Élisabeth Vonarburg

Parution : Les Voix de l'espace, Paris, Presses Pocket, coll. Le grand temple de la S.-F., 1994, p. 7-21.

Dans cette préface à une anthologie de nouvelles de science-fiction de Marion Zimmer Bradley, Élisabeth Vonarburg propose un survol des thèmes récurrents de l’œuvre de cette écrivaine américaine qui s’est illustrée autant en science-fiction qu’en fantasy. Elle traite ici uniquement du volet SF de cette œuvre qui, malgré les prises de position antiféministes de l’auteure – moins contre le féminisme, du reste, que contre un type de féministes, les radicales intolérantes et dogmatiques des années 1970 –, s’inscrit tout de même dans l’évolution de la SF écrite par les femmes et dans les problématiques explorées par celles-ci, estime la préfacière. Elle mentionne notamment la maternité, la reproduction et la « question de l’être femme dans une culture à la fois technologique et patriarcale qui définit essentiellement la féminité par la biologie, c’est-à-dire à la fois la sexualité et la capacité reproductrice ».

À l’aide d’exemples tirés de nouvelles mais surtout de la série de romans de Ténébreuse, Vonarburg met en lumière le point de vue de l’autre féminin sur le monde qui caractérise l’œuvre de Bradley dans la problématique de la présence humaine dans l’espace. Le traitement du rapport à l’extraterrestre, estime l’essayiste, est influencé par l’orientation sexuelle de l’auteure, bisexuelle puis homosexuelle déclarée. Cette évolution se cristallise dans la figure du chieri, ces non-humains extraterrestres qui possèdent les deux sexes. C’est aussi une façon pour Bradley d’aborder la question de l’homosexualité masculine et féminine en laissant tomber progressivement les masques.
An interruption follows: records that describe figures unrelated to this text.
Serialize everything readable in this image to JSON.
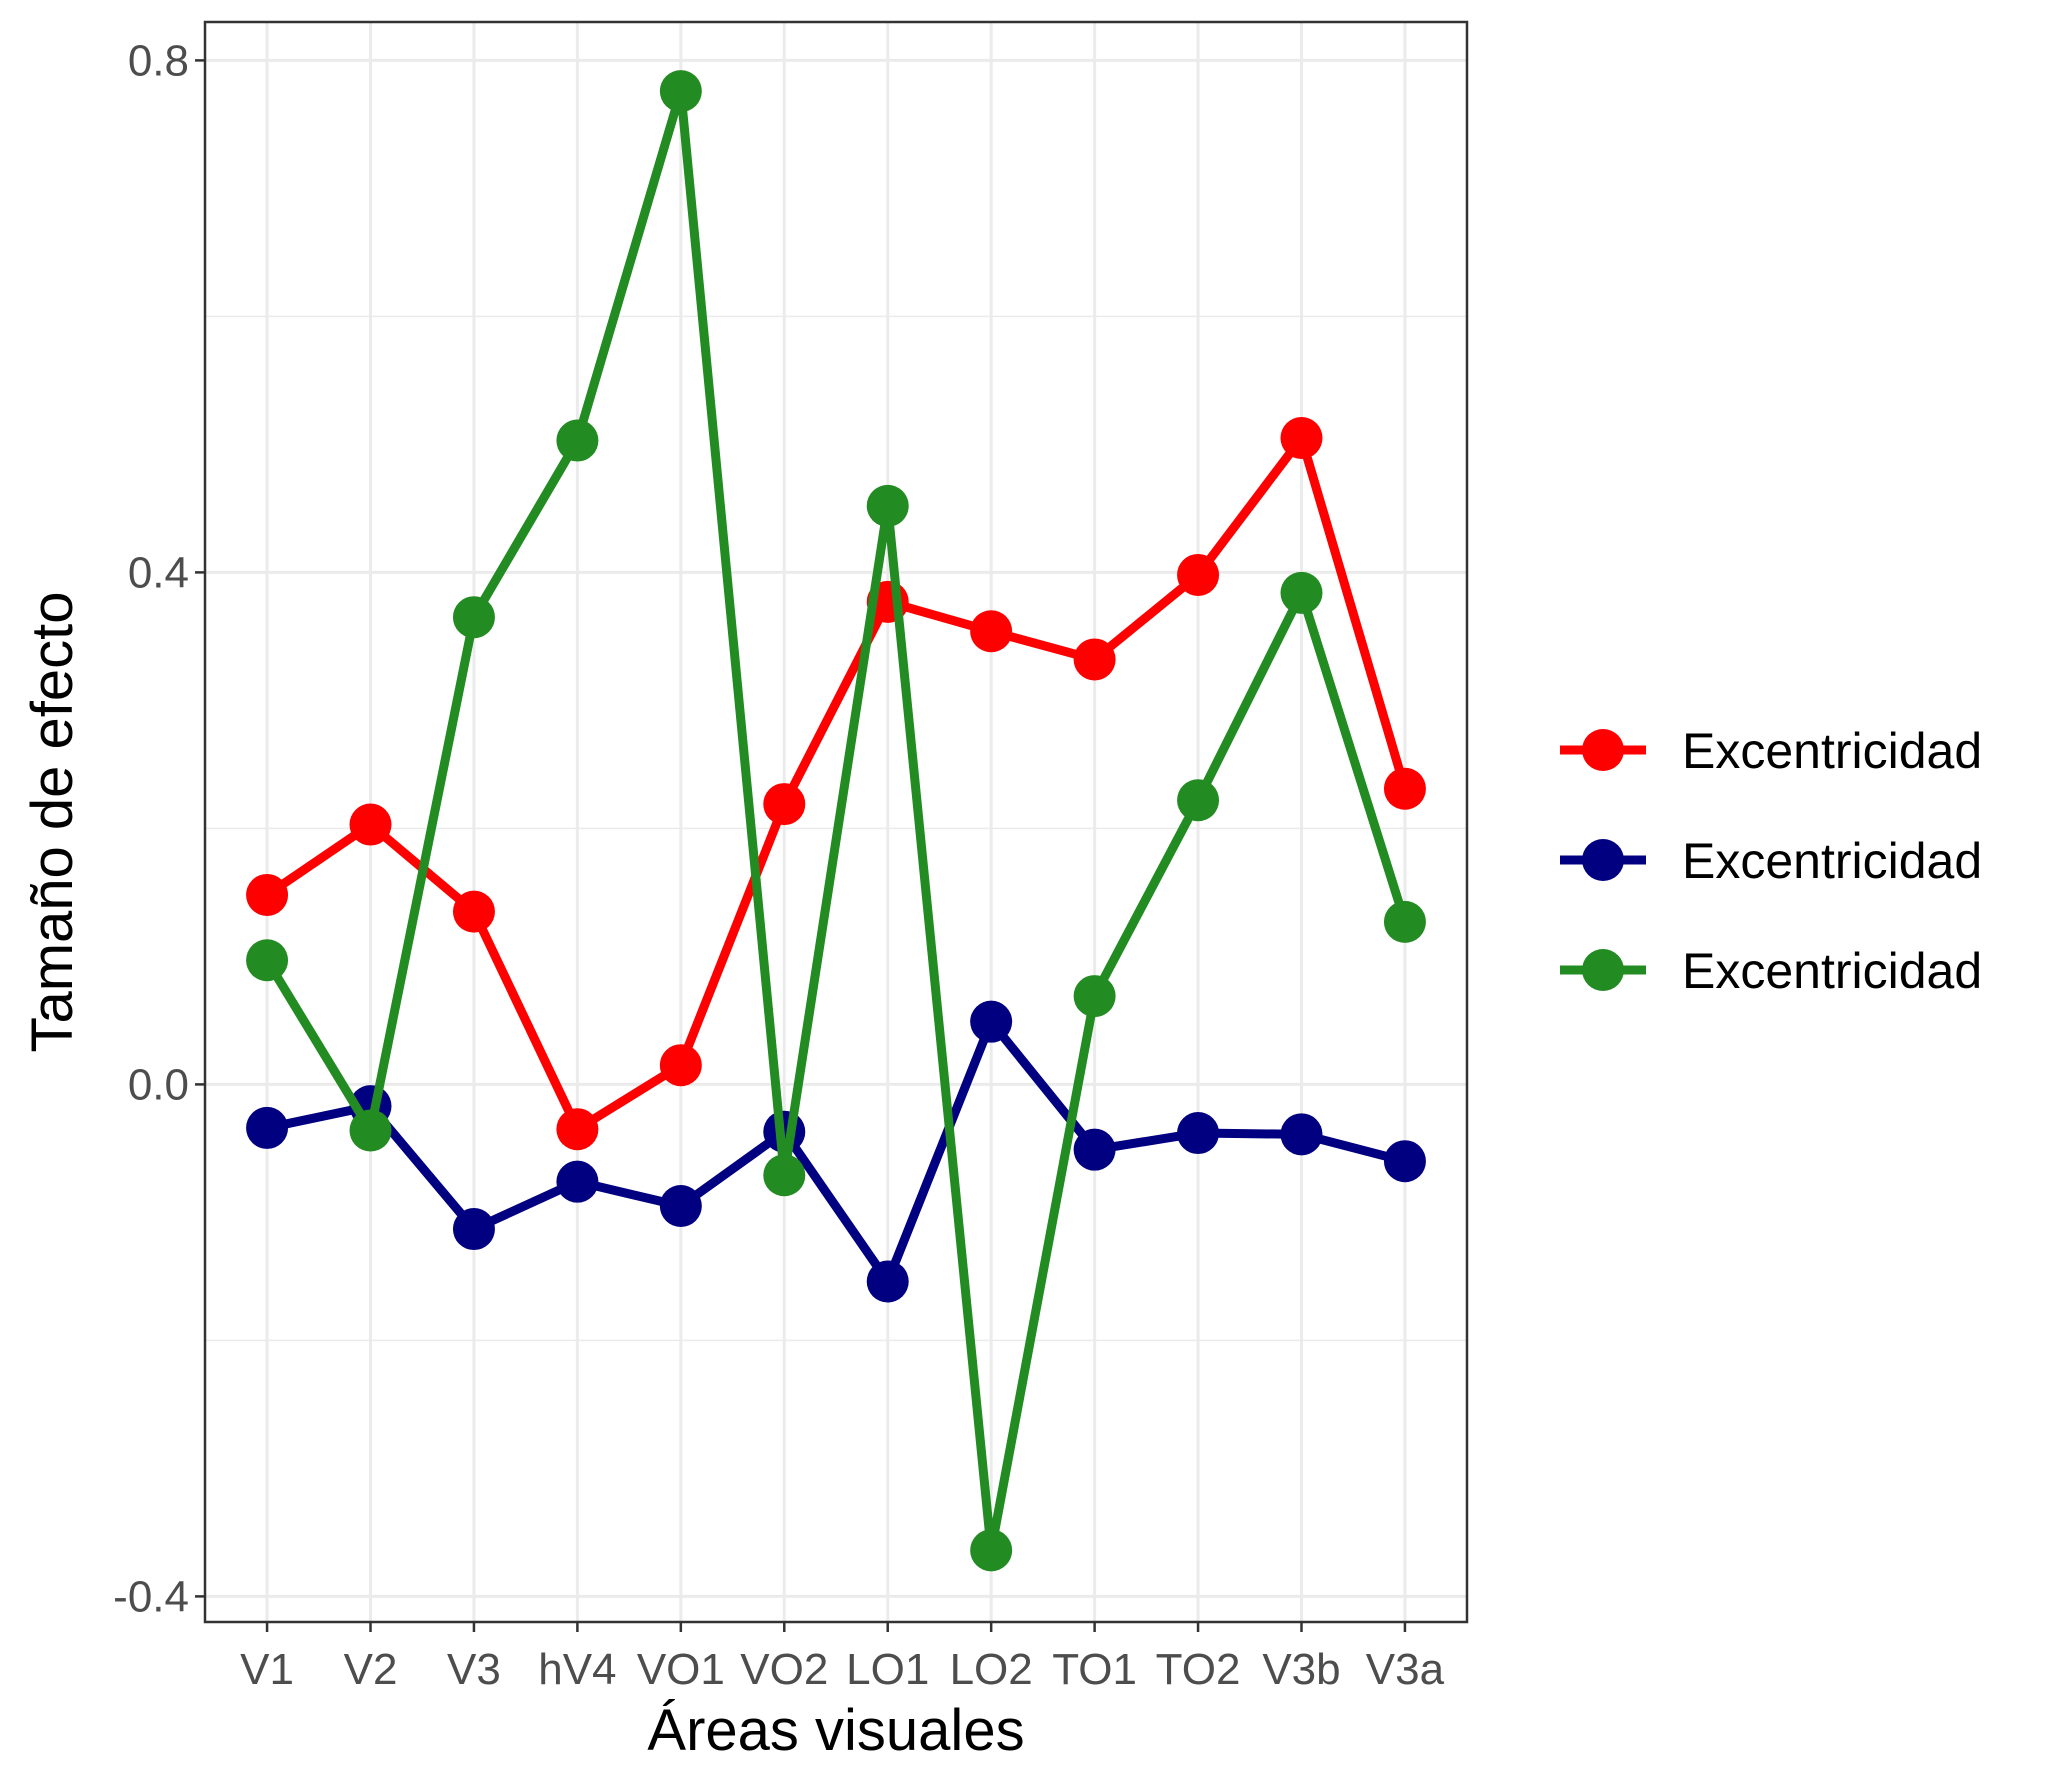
{
  "chart_data": {
    "type": "line",
    "title": "",
    "xlabel": "Áreas visuales",
    "ylabel": "Tamaño de efecto",
    "categories": [
      "V1",
      "V2",
      "V3",
      "hV4",
      "VO1",
      "VO2",
      "LO1",
      "LO2",
      "TO1",
      "TO2",
      "V3b",
      "V3a"
    ],
    "ylim": [
      -0.42,
      0.83
    ],
    "yticks": [
      -0.4,
      0.0,
      0.4,
      0.8
    ],
    "ytick_labels": [
      "-0.4",
      "0.0",
      "0.4",
      "0.8"
    ],
    "grid": true,
    "legend_position": "right",
    "series": [
      {
        "name": "Excentricidad",
        "color": "#ff0000",
        "values": [
          0.148,
          0.203,
          0.135,
          -0.035,
          0.015,
          0.219,
          0.377,
          0.354,
          0.332,
          0.398,
          0.505,
          0.231
        ]
      },
      {
        "name": "Excentricidad",
        "color": "#000080",
        "values": [
          -0.034,
          -0.017,
          -0.113,
          -0.076,
          -0.095,
          -0.037,
          -0.154,
          0.049,
          -0.051,
          -0.038,
          -0.039,
          -0.06
        ]
      },
      {
        "name": "Excentricidad",
        "color": "#228b22",
        "values": [
          0.097,
          -0.036,
          0.365,
          0.503,
          0.776,
          -0.071,
          0.452,
          -0.364,
          0.069,
          0.222,
          0.384,
          0.127
        ]
      }
    ]
  }
}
Parmi les autres apports de l’écrivaine à la SF, l’essayiste relève la « critique de la société moderne, par le biais de l’opposition entre technophiles terrestres et technophobes de Ténébreuse ». Par opposition, toujours, à la technologie « dure » préconisée par les auteurs masculins, Bradley privilégie les pouvoirs psi, et plus particulièrement la télépathie qui « implique l’ouverture à autrui, une intimité qui peut être bouleversante, peut-être plus pour des protagonistes masculins qui doivent accepter ainsi une capacité affective ordinairement déniée aux hommes ». 

Pour Élisabeth Vonarburg, Marion Zimmer Bradley est une « proto-féministe » du fait que son œuvre, comme celle de son idole Leigh Brackett et de sa contemporaine Anne McCaffrey, se penche sur des thèmes qui préoccupent d’abord les femmes, moins par idéologie que par penchant personnel. En somme, Bradley, en tant que « bâtisseuse de monde à tendance utopique », a su proposer un regard lucide et original sur plusieurs motifs canoniques de SF en mettant à contribution la sociologie et la psychologie des groupes humains et sa position de marginale – une femme qui écrit dans un genre dominé par les hommes et, de surcroît, lesbienne. 

Source : Janelle, Claude, L'ASFFQ 1994, Alire, p. 221.